Orion Poplawski orion at cora.nwra.com
Mon Apr 30 14:50:39 PDT 2007

Mark Hahn wrote:
> they blow up consistently on multiple 244's?  might all the 244's have 
> the same potentially flawed cooling/heasink-compound/powersupply/etc?  

Well, they are identical, so yes.

> are you saying there's something _similar_ between the 244s and the 275s?

Nope, but both 244 machines behave the same as the two 275s.  So I don't 
really suspect a problem with a particular memory chip on a particular 
machine for example.

> is your ram ECC (and enabled as such in bios, preferably with scrub 
> enabled)?

Yup, w/scrubbing.

> if ECC, have you run mcelog?

Yup.  Nothing

>> We've tried FC4/5 on the 244 machines.  At one point all were running 
>> identical FC5 installs with the same problems.
> why do you think the problem is software?

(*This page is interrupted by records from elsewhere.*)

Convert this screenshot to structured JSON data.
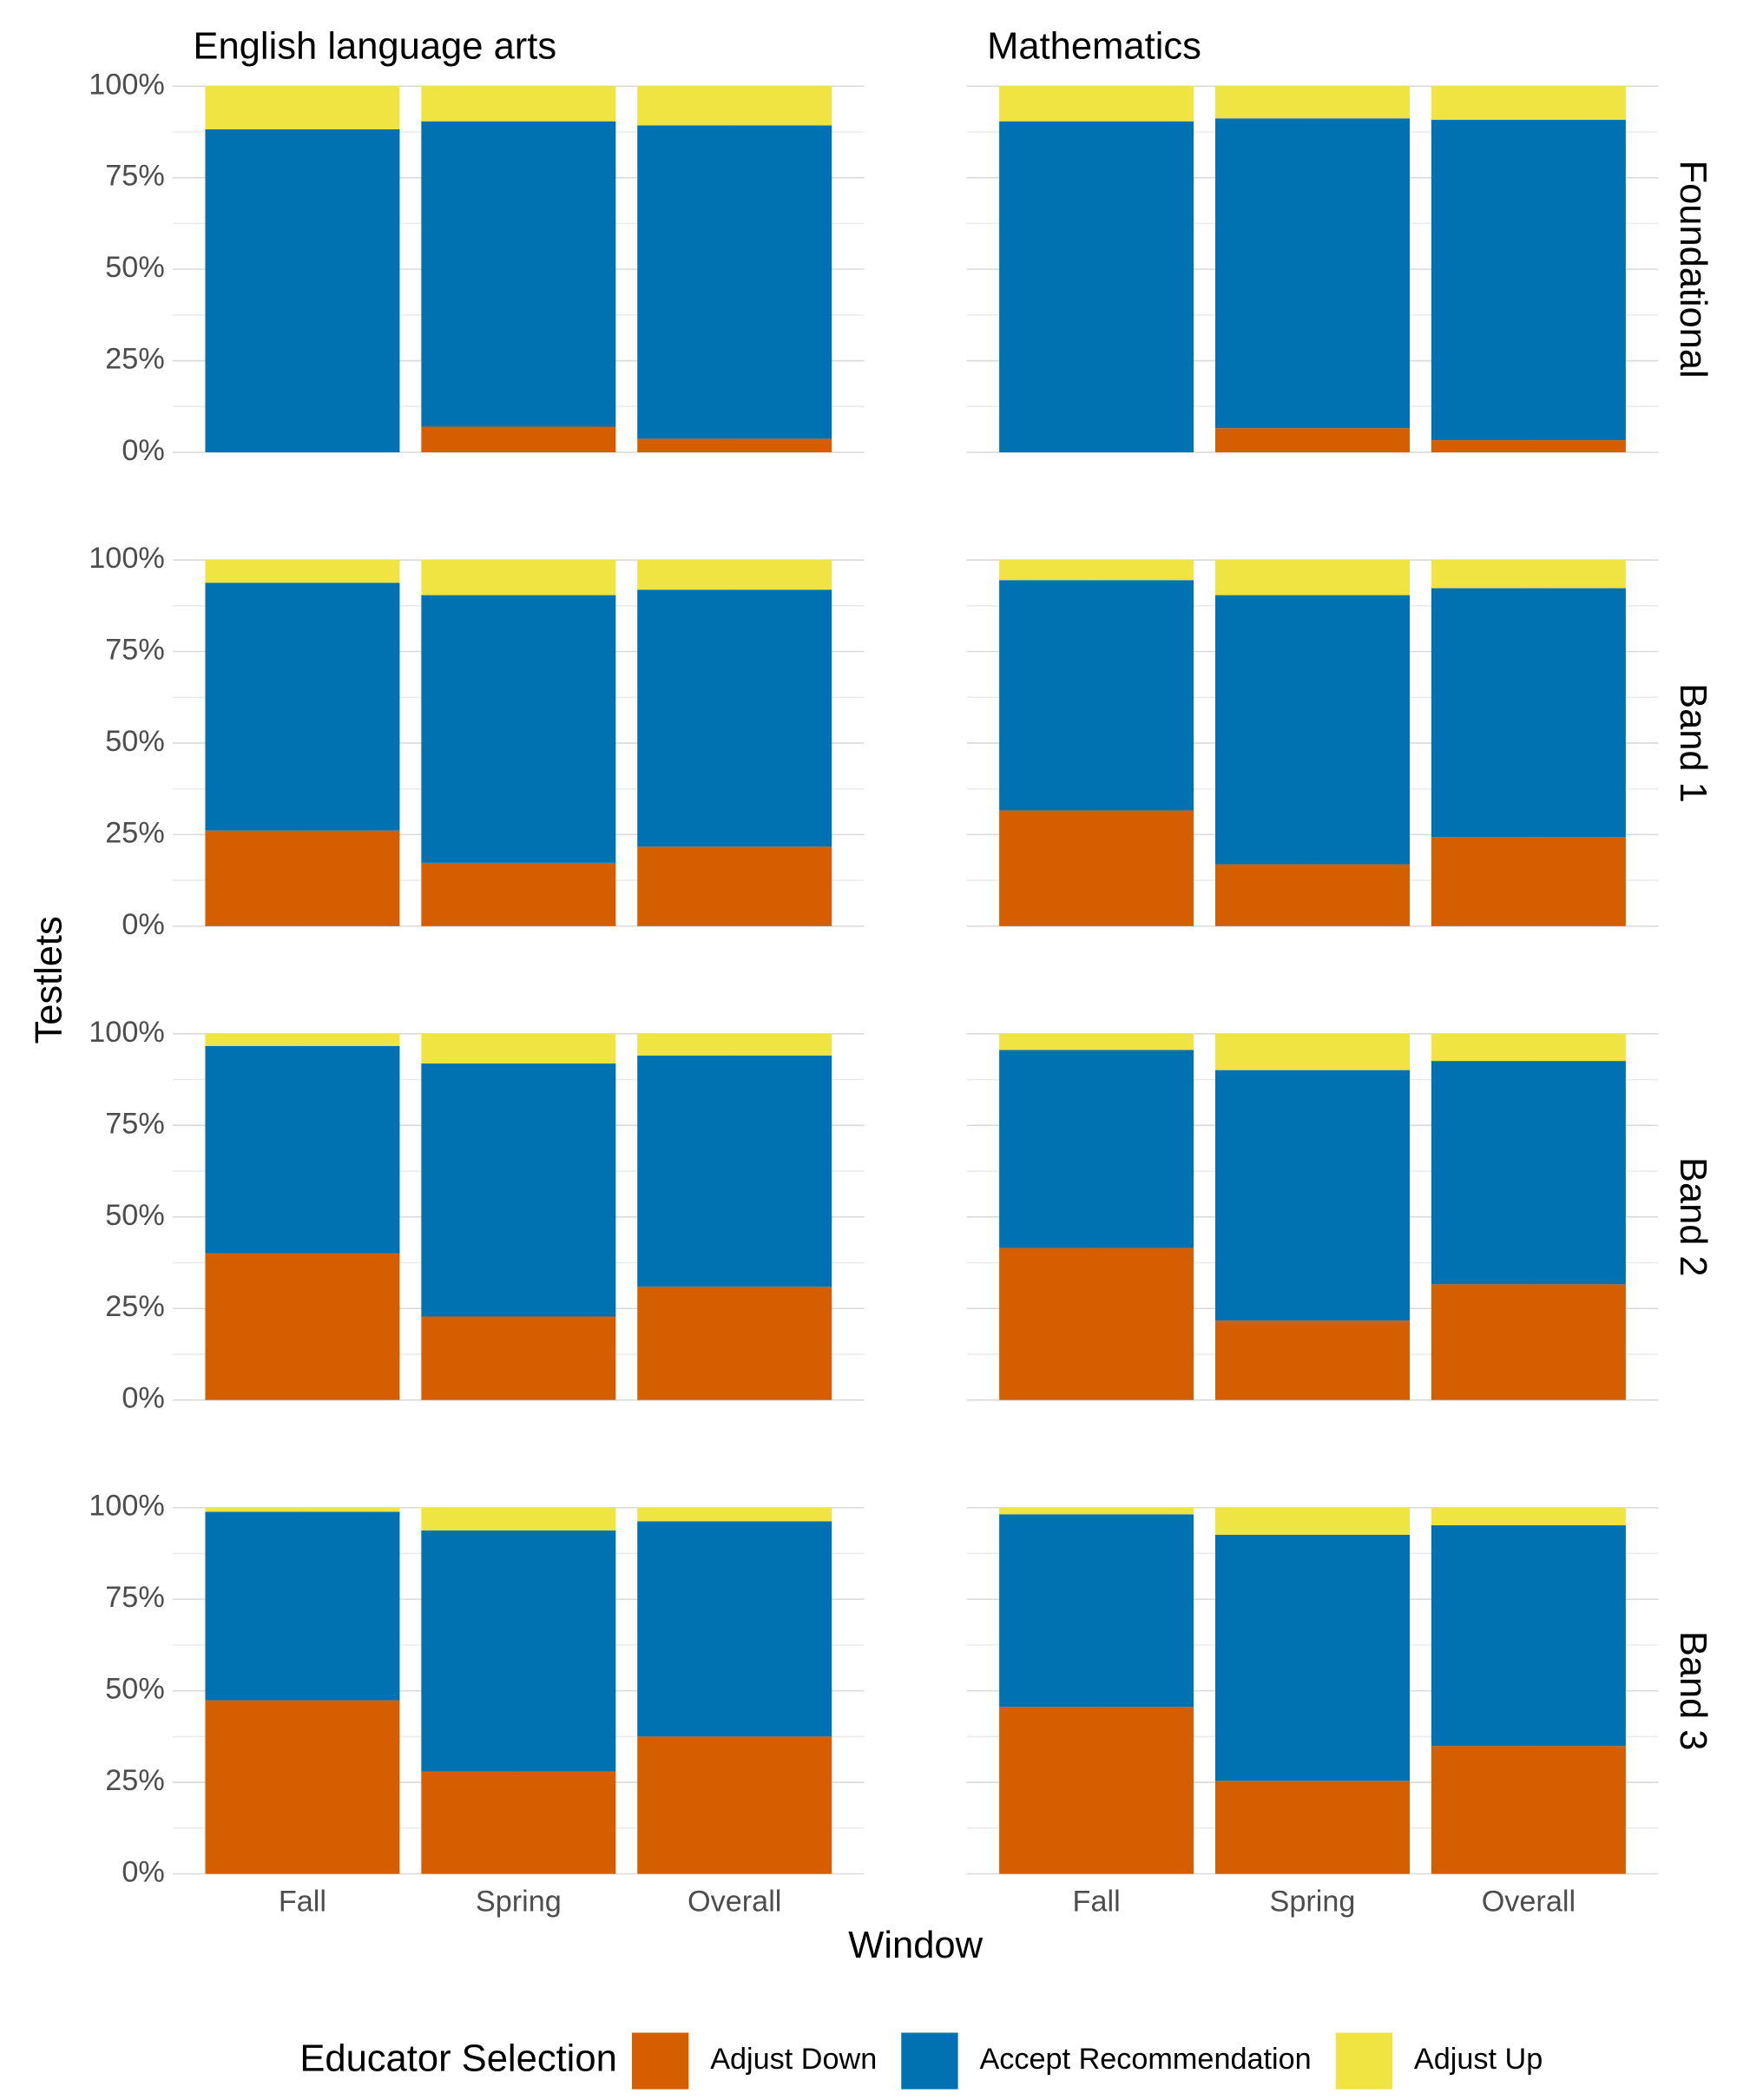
{
  "chart_data": {
    "type": "stacked_bar",
    "facet_cols": [
      "English language arts",
      "Mathematics"
    ],
    "facet_rows": [
      "Foundational",
      "Band 1",
      "Band 2",
      "Band 3"
    ],
    "x_label": "Window",
    "y_label": "Testlets",
    "legend_title": "Educator Selection",
    "categories": [
      "Fall",
      "Spring",
      "Overall"
    ],
    "series": [
      {
        "name": "Adjust Down",
        "color": "#d55e00"
      },
      {
        "name": "Accept Recommendation",
        "color": "#0072b2"
      },
      {
        "name": "Adjust Up",
        "color": "#f0e442"
      }
    ],
    "ylim": [
      0,
      100
    ],
    "yticks": [
      {
        "value": 0,
        "label": "0%"
      },
      {
        "value": 25,
        "label": "25%"
      },
      {
        "value": 50,
        "label": "50%"
      },
      {
        "value": 75,
        "label": "75%"
      },
      {
        "value": 100,
        "label": "100%"
      }
    ],
    "y_minor_ticks": [
      12.5,
      37.5,
      62.5,
      87.5
    ],
    "grid": true,
    "panels": [
      [
        {
          "values": [
            [
              0,
              7.0,
              3.7
            ],
            [
              88.2,
              83.4,
              85.6
            ],
            [
              11.8,
              9.6,
              10.7
            ]
          ]
        },
        {
          "values": [
            [
              0,
              6.6,
              3.3
            ],
            [
              90.4,
              84.6,
              87.5
            ],
            [
              9.6,
              8.8,
              9.2
            ]
          ]
        }
      ],
      [
        {
          "values": [
            [
              26.1,
              17.3,
              21.7
            ],
            [
              67.7,
              73.1,
              70.2
            ],
            [
              6.2,
              9.6,
              8.1
            ]
          ]
        },
        {
          "values": [
            [
              31.6,
              16.9,
              24.3
            ],
            [
              62.9,
              73.5,
              68.0
            ],
            [
              5.5,
              9.6,
              7.7
            ]
          ]
        }
      ],
      [
        {
          "values": [
            [
              40.1,
              22.8,
              30.9
            ],
            [
              56.6,
              69.1,
              63.2
            ],
            [
              3.3,
              8.1,
              5.9
            ]
          ]
        },
        {
          "values": [
            [
              41.5,
              21.7,
              31.6
            ],
            [
              54.1,
              68.4,
              61.0
            ],
            [
              4.4,
              9.9,
              7.4
            ]
          ]
        }
      ],
      [
        {
          "values": [
            [
              47.4,
              27.9,
              37.5
            ],
            [
              51.5,
              65.9,
              58.8
            ],
            [
              1.1,
              6.2,
              3.7
            ]
          ]
        },
        {
          "values": [
            [
              45.6,
              25.4,
              34.9
            ],
            [
              52.6,
              67.2,
              60.3
            ],
            [
              1.8,
              7.4,
              4.8
            ]
          ]
        }
      ]
    ]
  }
}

I'm very confused at this point.

>> Problem is not exactly reproducible unfortunately.  It will crash at 
>> different times in the simulations, but they will crash at some point 
>> with the length of runs we are doing.
> sounds like heat/power to me.

Possible, but the machines are actually fairly lightly used with our 
model tests - just one processor.  sensors reports CPU temps <= 40C

  >> Are there any cpu tests out there that would check the accuracy of
>> various calculations?
> you don't mean accuracy, do you?  like some subtle problem with 
> low-order bits?
> I tend to use HPL for this kind of test - it's not to hard to tune it to 
> use however much memory you want, and to run for as long as you want.  
> it's not
> the ultimate memory-grinder, but it's pretty intense.

I do mean accuracy, and not necessarily subtle - things blow up bad. 
Perform some set of calculations over and over and error if it doesn't 
give the expected result.